The NCAA – along with the International Olympic Committee and FIFA – is one of the three most corrupt agencies in sports.  A money-grabbing institution of double standards, the NCAA often sticks its nose where it has no business.  In the late 1990s, college athletics’ governing body began applying unjust pressure on its member institutions to eliminate use of Native American nicknames or logos they deemed to be “hostile and abusive.”  Several schools, including Illinois and Bradley, kept their names but changed their mascots.  North Dakota did neither: they fought to keep their iconic brand.

In December 1998, former Fighting Sioux hockey player and wealthy alumnus Ralph Engelstad donated $100 million for the construction of a new hockey arena on the UNC campus.  The building was almost never completed.  Midway through construction, Engelstad  — whose donation was contingent on the university keeping the Fighting Sioux name – threatened to withdraw funding when the school began discussions about removing the name.  A contentious battle ensued.  Alumni and the people of North Dakota were outraged.  Even the Spirit Lake Sioux Tribe got involved, suing the NCAA for the right to keep the name and American Indian imagery.  Following Engelstad’s death and a protracted and costly legal battle, the university – and North Dakota voters – succumbed to the pressure.  In 2015, UNC officially changed their fierce and noble Fighting Sioux name and logo to the insipid – but politically correct – Fighting Hawks.

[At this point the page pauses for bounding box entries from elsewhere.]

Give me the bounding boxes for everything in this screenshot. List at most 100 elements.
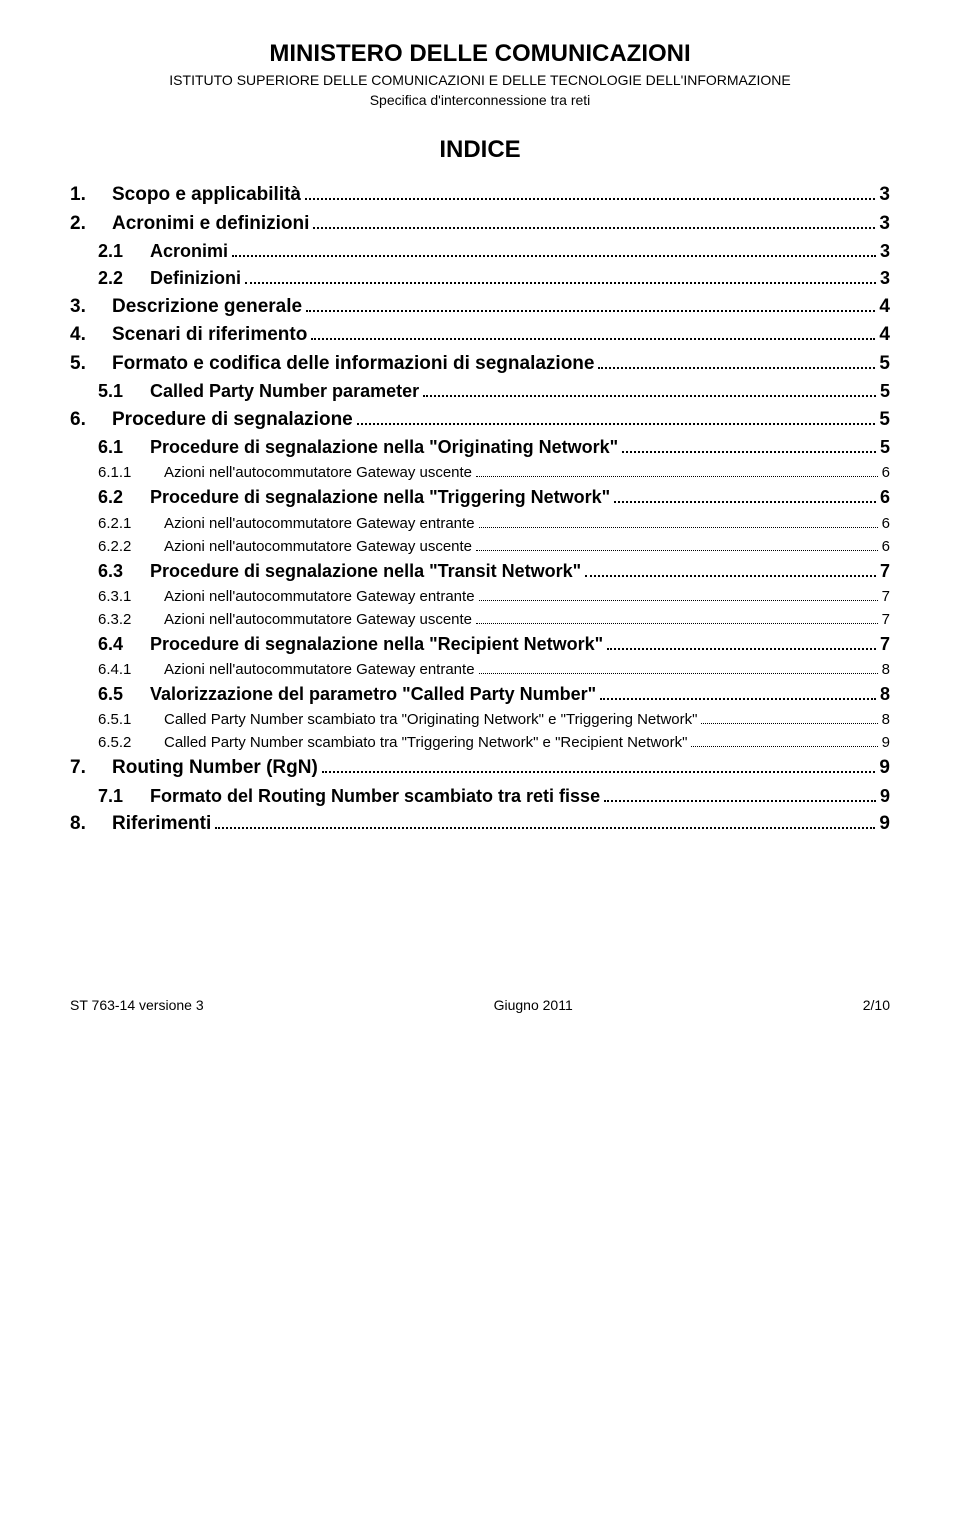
toc-page-number: 8 — [882, 659, 890, 680]
toc-label: Called Party Number scambiato tra "Origi… — [164, 709, 697, 730]
toc-number: 5.1 — [98, 379, 150, 404]
toc-page-number: 7 — [880, 632, 890, 657]
toc-entry: 6.2Procedure di segnalazione nella "Trig… — [98, 485, 890, 510]
toc-label: Scenari di riferimento — [112, 322, 307, 349]
toc-entry: 7.Routing Number (RgN)9 — [70, 755, 890, 782]
toc-label: Scopo e applicabilità — [112, 182, 301, 209]
header-subtitle: ISTITUTO SUPERIORE DELLE COMUNICAZIONI E… — [70, 72, 890, 88]
toc-label: Riferimenti — [112, 811, 211, 838]
document-header: MINISTERO DELLE COMUNICAZIONI ISTITUTO S… — [70, 40, 890, 108]
toc-page-number: 9 — [880, 784, 890, 809]
toc-number: 6.4.1 — [98, 659, 164, 680]
toc-leader-dots — [357, 423, 876, 425]
toc-entry: 6.3Procedure di segnalazione nella "Tran… — [98, 559, 890, 584]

The UND hockey club has had three homes during its eight decades of existence.  The Fighting Sioux played in the Old Barn until 1972, when they moved into the Old Ralph Engelstad Arena – “The Ralph.”  In 2001, North Dakota moved into their new home, the 11,643-seat Ralph Engelstad Arena.  Better known as the “REA,” the state-of-the-art building is an ice hockey showcase.

With eight national championships, the University of North Dakota is second only to Michigan for most all-time titles.  The Wolverines have won nine, the last coming in 1998.  Seven of Michigan’s NCAA championships came before 1965, when only four teams qualified for the tournament.  Today, 16 teams get invited.  UND owns a stellar record in head-to-head competition.  The Fighting Hawks hold all-time win advantages over college hockey powerhouses Harvard, Boston College, Denver, Boston University and Minnesota-Duluth.  Among programs that UND has faced more than once, only Wisconsin, Minnesota and Michigan have a better head-to-head record than UND.

UND had produced two Hobey Baker Award winners.  Center Tony Hrkac was named college hockey’s best player in 1987, while winger Ryan Duncan garnered the honor in 2007.  Duncan is tied with Chris Porter for most career games [175] wearing the Kelly Green and White sweater.  The great Ben Cherski, who skated for the Fighting Sioux in the early 1950s, is the school’s all-time goal scoring leader, finding the back of the net a record 131 times.  Greg Johnson, who played center at UND before playing 14 NHL seasons, has scored more points [272] and handed out more assists [198] than any skater in North Dakota history.

On this date in 2015, UND beat Wisconsin, 3-1, to run their season record to 8-1-2.  The Fighting Hawks would go on to win the 2016 Frozen Four and secure their eighth national championship.